L’état peut-il s’obliger à dépenser uniquement selon ses moyens, donc ses recettes et non selon les besoins de la communauté nationale? En un mot, l’Etat peut-il renoncer au déficit et à l’endettement?
Au plan méthodologique, pour ne plus avoir à trembler des retombées de la crise de la dette souveraine, il n’y rien de mieux que de sevrer l’Etat et le contraindre à ne plus s’endetter. L’envers de la question est tout aussi tranchant. L’Etat peut-il se passer du déficit donc renoncer à se servir des instruments budgétaires comme éléments de régulation, notamment par temps de crise? Renoncer au déficit et à son corollaire, l’endettement de l’Etat, c’est traiter le problème à la racine.
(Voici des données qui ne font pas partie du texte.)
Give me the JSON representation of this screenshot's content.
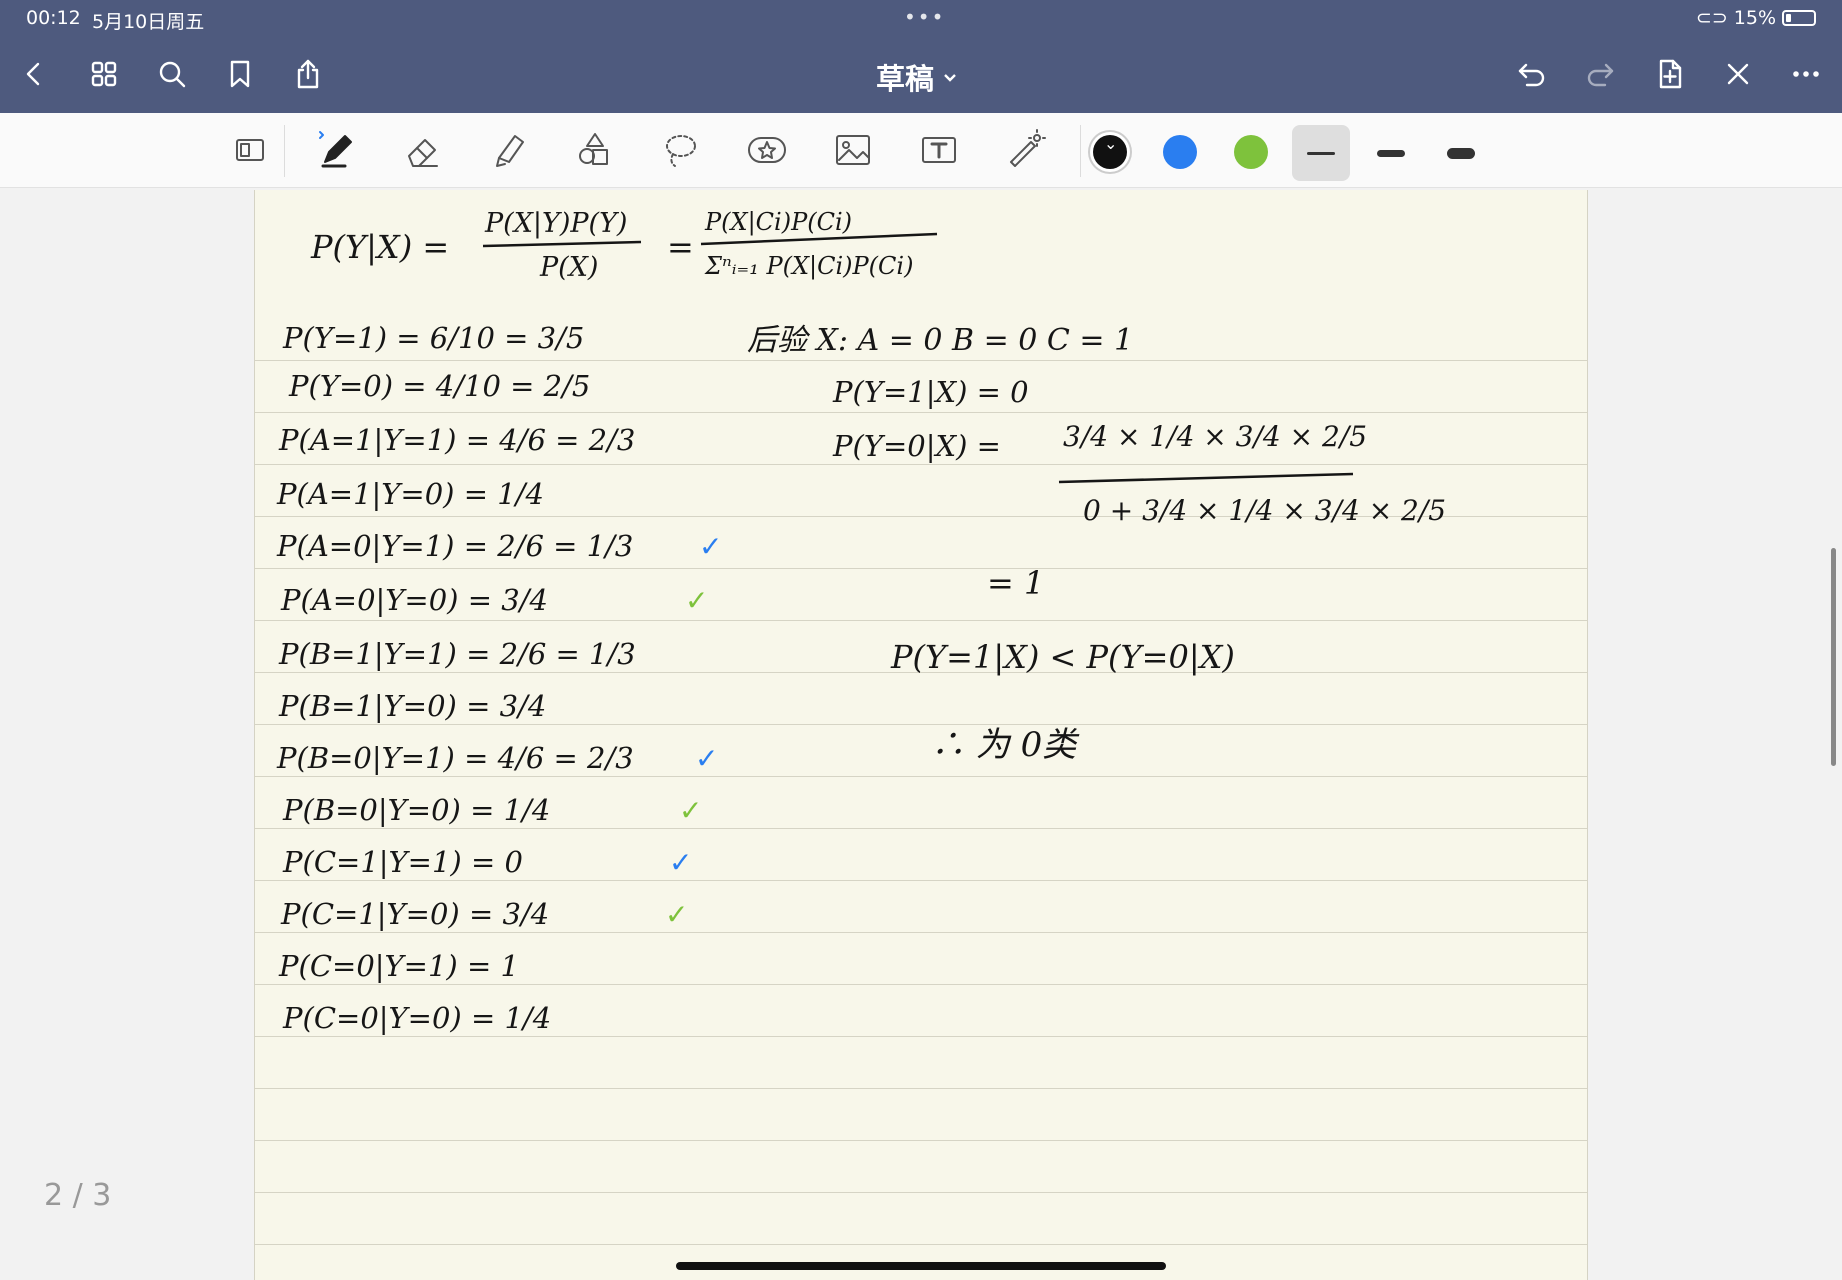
{
  "status": {
    "time": "00:12",
    "date": "5月10日周五",
    "battery": "15%"
  },
  "nav": {
    "title": "草稿"
  },
  "toolbar": {
    "tools": [
      "page-layout-icon",
      "pen-icon",
      "eraser-icon",
      "highlighter-icon",
      "shapes-icon",
      "lasso-icon",
      "sticker-icon",
      "image-icon",
      "text-icon",
      "laser-pointer-icon"
    ],
    "colors": {
      "black": "#111111",
      "blue": "#2a7ef0",
      "green": "#7ec23c"
    }
  },
  "notes": {
    "bayes_lhs": "P(Y|X) =",
    "bayes_num": "P(X|Y)P(Y)",
    "bayes_den": "P(X)",
    "bayes_eq": "=",
    "bayes_num2": "P(X|Ci)P(Ci)",
    "bayes_den2": "Σⁿᵢ₌₁ P(X|Ci)P(Ci)",
    "lines": [
      "P(Y=1) = 6/10 = 3/5",
      "P(Y=0) = 4/10 = 2/5",
      "P(A=1|Y=1) = 4/6 = 2/3",
      "P(A=1|Y=0) = 1/4",
      "P(A=0|Y=1) = 2/6 = 1/3",
      "P(A=0|Y=0) = 3/4",
      "P(B=1|Y=1) = 2/6 = 1/3",
      "P(B=1|Y=0) = 3/4",
      "P(B=0|Y=1) = 4/6 = 2/3",
      "P(B=0|Y=0) = 1/4",
      "P(C=1|Y=1) = 0",
      "P(C=1|Y=0) = 3/4",
      "P(C=0|Y=1) = 1",
      "P(C=0|Y=0) = 1/4"
    ],
    "check": "✓",
    "test_line": "后验   X: A = 0   B = 0   C = 1",
    "p1_line": "P(Y=1|X) = 0",
    "p0_lhs": "P(Y=0|X) =",
    "p0_num": "3/4 × 1/4 × 3/4 × 2/5",
    "p0_den": "0 + 3/4 × 1/4 × 3/4 × 2/5",
    "eq_one": "= 1",
    "compare": "P(Y=1|X) < P(Y=0|X)",
    "conclusion": "∴  为 0类"
  },
  "page_indicator": "2 / 3"
}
En effet, c’est une thérapie qui a l’avantage d’être radicale. On voit la France, en ce moment, prendre la tête d’une croisade pour instaurer la règle de l’équilibre budgétaire dans sa Constitution. Une bonne pratique de gestion peut-elle devenir une règle constitutionnelle, donc un engagement politique, inviolable?
A l’origine du déficit: La croissance à tout prix
Il faut admettre que les instruments budgétaires de régulation de l’économie sont des mécanismes d’intervention économique de forte efficacité. De même que les instruments de politique monétaire lesquels sont souvent utilisés, ensemble. La tentation est toujours grande de recourir au budget expansionniste, comme principal levier de soutien à la croissance. En ces temps où l’exigence et l’appétit de croissance, devenus la règle les Etats, ont banalisé l’option interventionniste, elle-même devenue règle courante et usuelle. L’idée était que l’on peut laisser filer le déficit, pour susciter de la croissance et se rattraper en bout de course sur la fiscalité. En soi, c’est un pari, mais il ne manque pas de cohérence. L’idée que l’Etat dépense plus que ses rentrées n’est plus tabou. Et pour combler le déficit, l’opinion publique, les responsables politiques acceptent que l’Etat s’endette. D’ailleurs, la vague de pensée libérale qui a submergé le monde a bâti une architecture financière dédiée à cet état de fait.
Le marché de la dette souveraine, depuis les années 80, époque où a triomphé définitivement la pensée libérale, a connu une expansion phénoménale. L’avantage, ici, c’est que l’Etat se comporte comme un agent économique. Quand il émet de la dette, il sert de référence au «pricing» du risque. Etant l’agent économique le plus “sécure“, il étalonne les marges de risque, que les bailleurs de fonds facturent aux opérateurs privés. Mais l’arrangement de base, qui consistait à laisser filer le déficit et se rattraper sur la fiscalité, ultérieurement, s’est substitué à la politique économique. Son usage a été exagérément déformé.
Equilibre budgétaire strict et sévère: la panacée?
Economistes, conjoncturistes, économètres s’accordent à dire que l’équilibre budgétaire est une mesure suprême pour tuer l’inflation dans l’œuf. Il faut naturellement l’accompagner par d’autres mesures d’accompagnement tel que l’indépendance de la Banque centrale à l’effet de barrer le recours au compte avances à l’Etat, c’est-à-dire le recours à la planche à billets. Il y a également la règle annexe de démonétisation de la dette. C’est quand la BCT refuse de prendre les obligations d’Etat. Cette abstinence de l’Etat est un excellent remède pour un ordre monétaire et économique sain. Il est vrai qu’il marque une avancée en matière de gouvernance dans la gestion des finances publiques. L’ennui est que cette situation de diète financière publique n’est pas souvent soutenable dans les pays émergents, tel la Tunisie où les réformes ne sont pas allées jusqu’au bout.
Dans le contexte actuel beaucoup de voix s’élèvent appelant à revoir le principe de la compensation. C’est vrai que la Caisse de compensation plombe le budget de l’Etat. On affecte la somme de 5,8 milliards de dinars à la compensation (alimentation, énergie). Ce montant est supérieur au budget investissement public qui est de 5 milliards. En l’apparence, c’est irrationnel. Mais en fait, c’est une digue contre la fracture sociale. Cette situation doit-elle pour autant perdurer? Il est évident que la compensation se substitue à une véritable politique sociale. A présent, avec la démocratie et la légitimité, il faudra bien élaborer une politique sociale cohérente, équitable, et financièrement viable, qui soulagerait le budget. C’est pareil pour les subventions et autres exonérations accordées à l’investissement qu’il faudra donc remplacer par une politique de la promotion de l’investissement avec un souffle nouveau.